Euro zone debt rallies as ECB eases collateral rules, Fed
* Portuguese government seen surviving no confidence vote
* Other euro zone bonds firmer with Fed seen flexible on QE
* Spanish bond auction finds solid demand
By Marius Zaharia and Emelia Sithole-Matarise
LONDON, July 18 (Reuters) - Euro zone debt firmed across the board on Thursday after the European Central Bank eased its collateral rules and as the U.S. Federal Reserve's flexible approach to reducing its bond purchases soothed investor nerves.
The ECB said it was expanding the list of asset-backed securities that are eligible for use by banks in exchange for its cheap loans and reducing the discount it applies to these assets.
Yields on debt issued by Italy and Spain, whose banks are seen benefiting most from the ECB move, extended falls. Italian yields fell 8 basis points 4.42 percent with the Spanish equivalents down by a similar amount at 4.62 percent.
"The market is taking it positively... because the ECB has been looking to do something and now has finally moved, but in essence it's not a great change," said RBS strategist Michael Michaelides.
"It is rather trying to help the SME (small and medium enterprises) financing as opposed to releasing more cash into the system."
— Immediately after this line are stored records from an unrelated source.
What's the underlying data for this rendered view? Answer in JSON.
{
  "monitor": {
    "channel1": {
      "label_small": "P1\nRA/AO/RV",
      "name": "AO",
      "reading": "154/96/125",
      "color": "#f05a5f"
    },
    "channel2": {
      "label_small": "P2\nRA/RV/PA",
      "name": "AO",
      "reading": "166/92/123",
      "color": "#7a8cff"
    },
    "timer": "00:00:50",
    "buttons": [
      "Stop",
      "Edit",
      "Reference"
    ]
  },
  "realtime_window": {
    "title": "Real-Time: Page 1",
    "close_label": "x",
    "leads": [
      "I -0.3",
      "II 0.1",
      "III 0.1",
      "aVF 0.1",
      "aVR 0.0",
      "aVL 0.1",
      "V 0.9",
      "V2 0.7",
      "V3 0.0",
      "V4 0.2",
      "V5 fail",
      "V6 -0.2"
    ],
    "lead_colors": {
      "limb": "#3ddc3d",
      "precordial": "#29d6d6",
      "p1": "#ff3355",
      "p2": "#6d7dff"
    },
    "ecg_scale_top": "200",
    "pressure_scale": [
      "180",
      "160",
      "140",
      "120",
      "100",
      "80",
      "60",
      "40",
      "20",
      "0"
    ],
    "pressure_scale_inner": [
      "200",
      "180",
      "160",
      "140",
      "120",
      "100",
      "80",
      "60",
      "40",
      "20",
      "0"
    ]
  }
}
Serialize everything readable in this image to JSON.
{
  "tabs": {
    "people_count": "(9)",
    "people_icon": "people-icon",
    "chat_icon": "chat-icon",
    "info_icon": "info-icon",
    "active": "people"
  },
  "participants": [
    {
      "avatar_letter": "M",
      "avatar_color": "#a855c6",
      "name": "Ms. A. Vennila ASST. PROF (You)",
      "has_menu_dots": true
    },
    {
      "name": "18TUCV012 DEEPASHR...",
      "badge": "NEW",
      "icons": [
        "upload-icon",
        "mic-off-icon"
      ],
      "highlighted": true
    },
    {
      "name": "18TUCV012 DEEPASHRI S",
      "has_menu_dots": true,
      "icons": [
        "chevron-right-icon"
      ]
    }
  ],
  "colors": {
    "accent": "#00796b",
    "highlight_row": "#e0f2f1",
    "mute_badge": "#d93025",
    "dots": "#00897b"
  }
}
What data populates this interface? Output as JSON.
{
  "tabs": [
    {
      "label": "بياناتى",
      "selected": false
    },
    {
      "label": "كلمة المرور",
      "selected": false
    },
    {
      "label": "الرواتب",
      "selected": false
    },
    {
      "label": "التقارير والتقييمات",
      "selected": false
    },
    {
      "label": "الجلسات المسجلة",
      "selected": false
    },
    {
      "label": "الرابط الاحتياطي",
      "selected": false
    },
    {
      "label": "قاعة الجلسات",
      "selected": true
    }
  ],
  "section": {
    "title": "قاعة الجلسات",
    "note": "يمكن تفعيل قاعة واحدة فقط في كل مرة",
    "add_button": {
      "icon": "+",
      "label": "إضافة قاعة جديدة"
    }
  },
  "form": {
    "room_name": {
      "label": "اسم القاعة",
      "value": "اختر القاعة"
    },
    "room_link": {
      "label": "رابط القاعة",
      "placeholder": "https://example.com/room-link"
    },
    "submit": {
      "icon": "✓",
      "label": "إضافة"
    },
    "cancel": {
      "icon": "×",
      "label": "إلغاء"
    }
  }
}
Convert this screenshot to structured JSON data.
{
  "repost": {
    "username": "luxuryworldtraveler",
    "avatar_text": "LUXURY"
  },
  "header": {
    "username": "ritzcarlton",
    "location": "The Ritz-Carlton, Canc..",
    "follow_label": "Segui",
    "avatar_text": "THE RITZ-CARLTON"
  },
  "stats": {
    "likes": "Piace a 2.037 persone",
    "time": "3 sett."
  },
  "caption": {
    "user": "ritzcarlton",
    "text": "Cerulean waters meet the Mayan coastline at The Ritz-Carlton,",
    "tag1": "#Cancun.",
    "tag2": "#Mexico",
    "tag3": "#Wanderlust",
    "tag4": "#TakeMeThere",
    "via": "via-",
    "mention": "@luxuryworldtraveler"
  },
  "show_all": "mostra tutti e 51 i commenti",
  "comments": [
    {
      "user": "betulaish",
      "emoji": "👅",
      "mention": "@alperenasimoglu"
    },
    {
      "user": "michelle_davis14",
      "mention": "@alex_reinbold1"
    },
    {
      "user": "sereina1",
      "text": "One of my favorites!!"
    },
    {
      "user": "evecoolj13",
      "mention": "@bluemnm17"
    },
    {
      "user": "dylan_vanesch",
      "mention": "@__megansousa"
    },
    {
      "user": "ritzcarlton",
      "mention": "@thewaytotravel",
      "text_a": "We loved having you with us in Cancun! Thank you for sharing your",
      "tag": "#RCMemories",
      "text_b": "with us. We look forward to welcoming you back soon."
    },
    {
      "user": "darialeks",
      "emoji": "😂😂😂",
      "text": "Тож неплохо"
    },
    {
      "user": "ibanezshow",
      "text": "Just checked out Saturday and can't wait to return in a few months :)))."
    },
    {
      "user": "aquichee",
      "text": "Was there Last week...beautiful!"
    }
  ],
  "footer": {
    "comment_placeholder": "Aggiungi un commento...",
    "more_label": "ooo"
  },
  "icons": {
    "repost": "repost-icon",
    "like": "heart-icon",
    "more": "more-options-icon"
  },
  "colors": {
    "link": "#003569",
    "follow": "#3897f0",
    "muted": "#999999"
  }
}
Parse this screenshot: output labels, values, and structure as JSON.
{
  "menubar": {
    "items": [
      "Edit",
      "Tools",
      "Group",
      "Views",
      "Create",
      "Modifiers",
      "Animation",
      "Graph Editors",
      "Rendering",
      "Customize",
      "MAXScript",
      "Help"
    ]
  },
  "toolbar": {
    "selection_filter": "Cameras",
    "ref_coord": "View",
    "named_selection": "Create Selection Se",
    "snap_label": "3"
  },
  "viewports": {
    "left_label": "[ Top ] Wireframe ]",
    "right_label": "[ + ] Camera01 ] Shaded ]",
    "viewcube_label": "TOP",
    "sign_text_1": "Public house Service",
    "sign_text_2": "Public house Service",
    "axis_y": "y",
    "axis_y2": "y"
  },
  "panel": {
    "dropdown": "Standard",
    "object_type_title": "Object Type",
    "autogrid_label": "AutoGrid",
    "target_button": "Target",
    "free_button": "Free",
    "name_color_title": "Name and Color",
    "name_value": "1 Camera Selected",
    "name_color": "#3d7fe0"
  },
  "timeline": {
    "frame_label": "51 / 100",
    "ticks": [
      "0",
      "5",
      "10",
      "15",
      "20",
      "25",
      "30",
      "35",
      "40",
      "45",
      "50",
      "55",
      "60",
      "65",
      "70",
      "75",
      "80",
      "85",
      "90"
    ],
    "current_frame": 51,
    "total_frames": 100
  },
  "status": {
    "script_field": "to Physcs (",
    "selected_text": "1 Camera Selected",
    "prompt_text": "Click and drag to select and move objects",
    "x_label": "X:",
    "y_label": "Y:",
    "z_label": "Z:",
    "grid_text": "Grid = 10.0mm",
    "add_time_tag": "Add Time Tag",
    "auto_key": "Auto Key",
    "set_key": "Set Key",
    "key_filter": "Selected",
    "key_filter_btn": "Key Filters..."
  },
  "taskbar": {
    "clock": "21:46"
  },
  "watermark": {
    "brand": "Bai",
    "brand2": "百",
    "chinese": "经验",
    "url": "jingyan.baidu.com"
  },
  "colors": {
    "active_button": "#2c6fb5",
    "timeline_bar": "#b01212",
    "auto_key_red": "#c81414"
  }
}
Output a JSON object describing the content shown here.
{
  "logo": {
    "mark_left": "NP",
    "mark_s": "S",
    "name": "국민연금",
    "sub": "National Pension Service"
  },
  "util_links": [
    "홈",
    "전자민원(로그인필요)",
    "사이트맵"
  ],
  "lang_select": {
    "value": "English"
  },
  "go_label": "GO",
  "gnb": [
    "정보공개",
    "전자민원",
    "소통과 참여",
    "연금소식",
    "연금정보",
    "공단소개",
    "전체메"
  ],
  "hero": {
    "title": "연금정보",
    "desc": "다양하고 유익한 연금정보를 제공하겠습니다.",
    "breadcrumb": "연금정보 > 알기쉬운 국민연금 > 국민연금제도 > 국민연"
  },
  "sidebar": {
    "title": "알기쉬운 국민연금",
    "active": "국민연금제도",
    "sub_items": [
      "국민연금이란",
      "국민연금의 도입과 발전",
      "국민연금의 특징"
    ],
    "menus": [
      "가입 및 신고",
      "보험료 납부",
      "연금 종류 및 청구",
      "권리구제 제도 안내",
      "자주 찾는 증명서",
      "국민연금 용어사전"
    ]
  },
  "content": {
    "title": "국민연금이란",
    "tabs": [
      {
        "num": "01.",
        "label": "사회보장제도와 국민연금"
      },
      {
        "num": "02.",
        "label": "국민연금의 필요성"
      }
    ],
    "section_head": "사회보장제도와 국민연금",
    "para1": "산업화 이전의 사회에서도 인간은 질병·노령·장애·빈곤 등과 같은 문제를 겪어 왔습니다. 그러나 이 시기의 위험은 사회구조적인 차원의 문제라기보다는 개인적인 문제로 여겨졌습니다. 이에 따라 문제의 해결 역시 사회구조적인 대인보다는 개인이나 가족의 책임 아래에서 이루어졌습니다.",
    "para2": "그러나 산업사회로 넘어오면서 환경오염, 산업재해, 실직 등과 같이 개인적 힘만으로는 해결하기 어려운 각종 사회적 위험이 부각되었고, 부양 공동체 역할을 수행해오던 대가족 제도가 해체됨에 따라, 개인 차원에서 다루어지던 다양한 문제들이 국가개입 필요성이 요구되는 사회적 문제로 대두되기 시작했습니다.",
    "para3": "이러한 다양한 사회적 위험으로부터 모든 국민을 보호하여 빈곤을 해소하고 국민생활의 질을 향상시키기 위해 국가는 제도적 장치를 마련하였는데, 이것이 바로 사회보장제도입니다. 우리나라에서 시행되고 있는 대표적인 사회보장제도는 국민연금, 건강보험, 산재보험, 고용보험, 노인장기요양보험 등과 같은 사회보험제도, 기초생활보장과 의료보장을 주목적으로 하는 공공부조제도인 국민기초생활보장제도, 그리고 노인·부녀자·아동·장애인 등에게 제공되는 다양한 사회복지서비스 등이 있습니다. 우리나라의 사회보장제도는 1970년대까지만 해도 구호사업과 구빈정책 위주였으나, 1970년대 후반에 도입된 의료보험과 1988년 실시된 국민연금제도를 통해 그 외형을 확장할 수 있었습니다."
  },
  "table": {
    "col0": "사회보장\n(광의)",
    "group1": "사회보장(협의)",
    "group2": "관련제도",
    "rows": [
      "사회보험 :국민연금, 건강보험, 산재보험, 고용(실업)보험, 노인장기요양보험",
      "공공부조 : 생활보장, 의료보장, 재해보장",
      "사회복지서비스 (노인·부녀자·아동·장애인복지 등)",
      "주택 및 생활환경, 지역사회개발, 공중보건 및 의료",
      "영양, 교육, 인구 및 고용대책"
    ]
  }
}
The firmer tone in peripheral bonds was helped by a successful Spanish bond sale as investors shrugged off a political scandal surrounding Prime Minister Mariano Rajoy.
Demand as indicated by bid/cover ratios looked strong, even accounting for the smaller-than-usual amount on offer, analysts said. Borrowing costs fell as well.
The auction is a sign the policy outlook of central banks around the world remains supportive for high-yielding debt.
Testifying to U.S. lawmakers on Wednesday, Fed Chairman Ben Bernanke left the door open to changing plans to reduce monetary stimulus if the economy requires.
The ECB said earlier in July it will keep interest rates at record lows for an extended period, and could also activate its bond-buying programme if tensions rise. The ECB's year-old commitment to do "whatever it takes" to preserve the euro and its subsequent bond-buying pledge helped stabilise the crisis-hit currency zone.
"The market, including Bunds, is generally bullish following Bernanke's testimony. Fears of tapering are even further in the background. We've seen some Spanish domestic accounts buying after the auction but volumes remain light," a trader said.
German Bund futures hit six-week highs of 144.35, up 41 ticks on the day before retreating slightly to settle at 144.23. Ten-year cash yields fell 2 bps to 1.52 percent.
Portuguese bonds extended the previous day's gains with political parties seen closer to a pact to keep the country's aid programme on track.
In what market participants interpreted as a sign they might have found common ground, the parties said on Wednesday they could hold an extraordinary parliamentary session on July 29 to discuss any agreement they come to.
Ten-year Portuguese bond yields fell 20 basis points to 7.11 percent, still above levels viewed by market participants as unsustainable in the long-term, while five-year yields dropped 26 bps to 6.8 percent.
"The market is looking at a grand salvation coalition agreement as a positive scenario," said Gianluca Ziglio, executive director of fixed income research at Sunrise Brokers.
"It might be naive though ... If the agreement becomes effective it is not necessarily automatic that Portugal will be able to come back to the market."